I'm sure I'm preaching to the choir here, and everyone reading this blog will be nodding their heads as if I'm ranting about how rocks fall down instead of up, but it's something we all too easily forget in the rush of everyday, to take the time to keep our minds and our tools sharp.

Got a large log file to parse(1GB+?)? Instead of wrestling with some editor, try writing a perl/python script to parse it for you, or even a shell script with a grep pipeline.
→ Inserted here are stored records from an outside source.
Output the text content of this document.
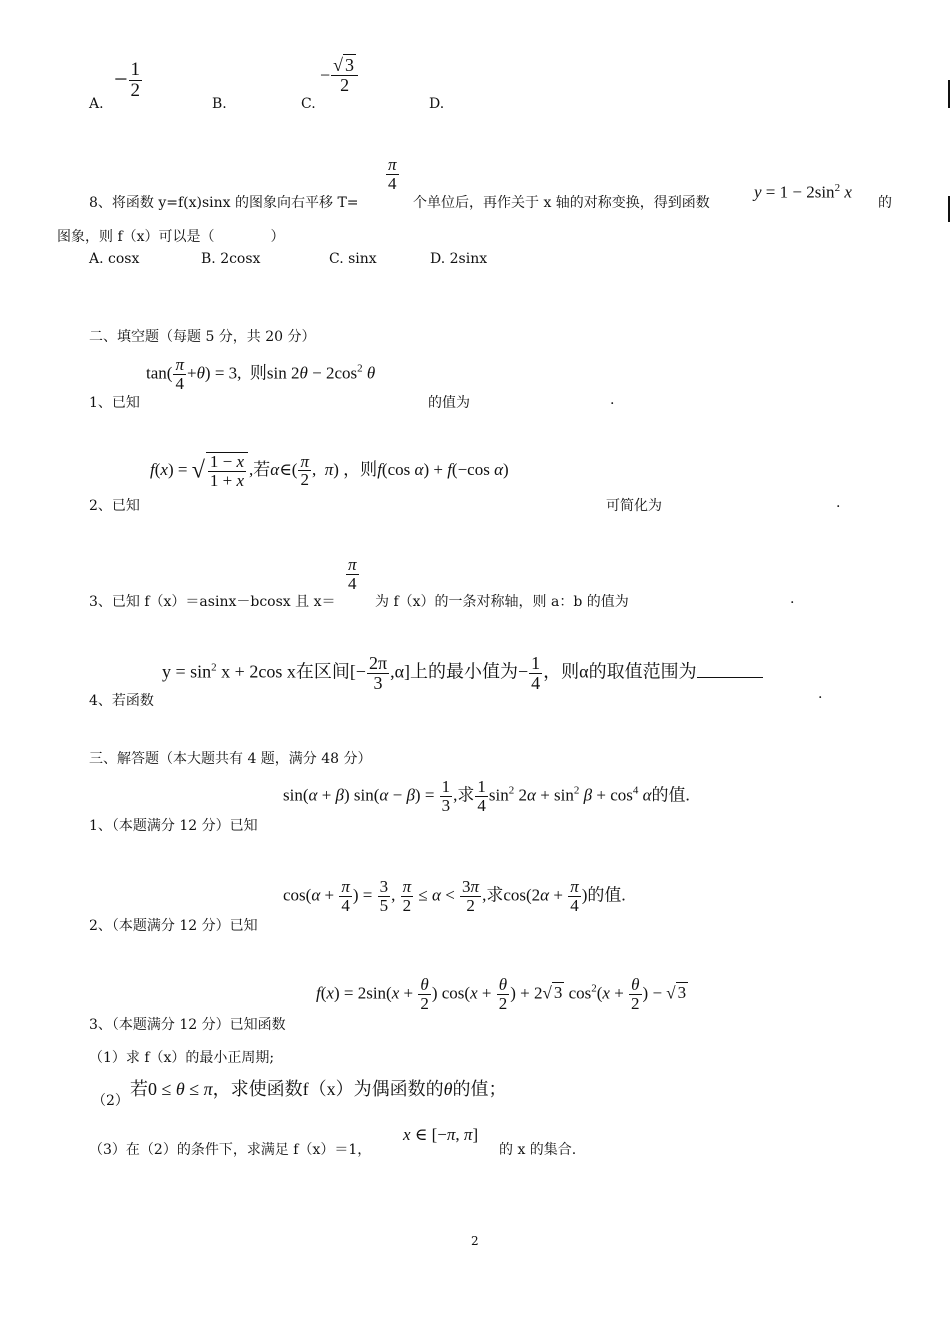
A.
− $\frac{1}{2}$
B.	C.
− $\frac{√ 3}{2}$
D.
$\frac{\pi}{4}$
8、将函数 y=f(x)sinx 的图象向右平移 T=	个单位后，再作关于 x 轴的对称变换，得到函数
$y = 1 - 2\sin^2$ x
的
图象，则 f（x）可以是（　　　　）
A. cosx	B. 2cosx	C. sinx	D. 2sinx
二、填空题（每题 5 分，共 20 分）
$\tan( \frac{\pi}{4} +\theta) = 3$,  则$\sin 2\theta - 2\cos^2$ θ
1、已知	的值为	.
f(x) = √ $\frac{1 - x}{1 + x}$ ,若α∈( $\frac{\pi}{2}$ ,  π) ，则f(cos α) + f(−cos α)
2、已知	可简化为	.
$\frac{\pi}{4}$
3、已知 f（x）＝asinx－bcosx 且 x＝	为 f（x）的一条对称轴，则 a：b 的值为	.
$y = \sin^2 x + 2\cos$ x在区间[− $\frac{2\pi}{3} ,\alpha$]上的最小值为− $\frac{1}{4}$ ，则α的取值范围为
4、若函数	.
三、解答题（本大题共有 4 题，满分 48 分）
sin(α + β) $\sin(\alpha - \beta) = \frac{1}{3}$ ,求 $\frac{1}{4} \sin^2 2\alpha + \sin^2 \beta + \cos^4 \alpha$的值.
1、（本题满分 12 分）已知
$\cos(\alpha + \frac{\pi}{4}$ ) = $\frac{3}{5}$ , $\frac{\pi}{2} \le \alpha < \frac{3\pi}{2}$ ,求$\cos(2\alpha + \frac{\pi}{4}$ )的值.
2、（本题满分 12 分）已知
$f(x) = 2\sin(x + \frac{\theta}{2}$ ) $\cos(x + \frac{\theta}{2}$ ) + 2√ 3 $\cos^2(x + \frac{\theta}{2}$ ) − √ 3
3、（本题满分 12 分）已知函数
（1）求 f（x）的最小正周期;
（2）
若0 ≤ θ ≤ π，求使函数f（x）为偶函数的θ的值；
（3）在（2）的条件下，求满足 f（x）＝1，
x ∈ [−π, π]
的 x 的集合.
2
Let the machine work hard while you work smart. You'll save time, be more relaxed for it, and who knows, you might even enjoy it!

Monday, February 9, 2009

Two Random things I like about Java...

1) the fact that each and every class file needs to have 0xCAFEBABE in the first 4 byte positions
This actually identifies the file as a valid Java class file in addition to the file extension, no non-class file is likely to have this number in that location.

2 the fact that there is a class called java.text.DontCareFieldPosition!!
The name actually makes sense, it's used by the DecimalFormatter and is package-local, so clients of the API should never be aware of it, and is a null implementation of the FieldPosition interface. Cudos to the developer that argued that name past the API police!!

Sunday, February 8, 2009

The importance of trim()... or how much I hate whitespace!!

So... One of my colleagues went on leave last friday, and Murphys law dictates that that is the perfect time for the application he maintains to suddenly and precipitously cease working in production. Of course this problem fell into my lap to resolve so I set to it around about lunchtime...

The situation is that a third party regularly sends us a variety of data in plain text or spreadsheet format, in this particular case it's spreadsheet. Once we get this, we read it off the filesystem, look up data from the spreadsheet and compare it to data in our systems and perform various actions based on it. This has been in production for about 8months and has worked perfectly the whole time. Until the maintainer went on leave... :-)

Digging in, the first problem was that it wasn't reading dates properly. Hmmm, ok, so we grab the last spreadsheet that worked and compare with that, ah, they'd changed the date format from YYYY-MM-DD to DD/MM/YYYY for no reason at all. Ok, not a biggie, one excel macro later it looks fine, reload but still no workie... what tha?

After more digging we were being bitten by Excel date handling. A cell may look like a date, but if the cell is formatted as a date then internally it's actually just an integer, which needs to be converted. In my checked-out version of code this was handled transparently, but in prod and QUAL this broke as numeric dates were being missed, resulting in nulls. Ok, another excel macro and we have columns of strings that look like dates instead of numbers that look like dates. Now loading this file into QUAL the dates are picked up fine, at which point I noticed that a lookup between the file and our system wasn't working. WTF mate? Each row has several cells that contain codes that need to be converted into rich data structures from a lookup, this data structure then being used for calculations later.

The lookup was broken, why? Well, after several hours of checking differences in environment, checking datasources, checking versions of code and finally in desperation stepping through the lookup code, it dawned on me... The spreadsheet had whitespace in it.

Normally when I read tabular data from disk, or really any untrusted data at all, trim()'ing and validation is the order of the day. If the field is an enumeration, then validate that. If it's a number, check for alphas, dollar signs, commas etc and so on. It's the sort of paranoia that maintenance programming gives you. I had ASSumed that my colleague would have done the same by default, oops no. Which is fine, we all make mistakes.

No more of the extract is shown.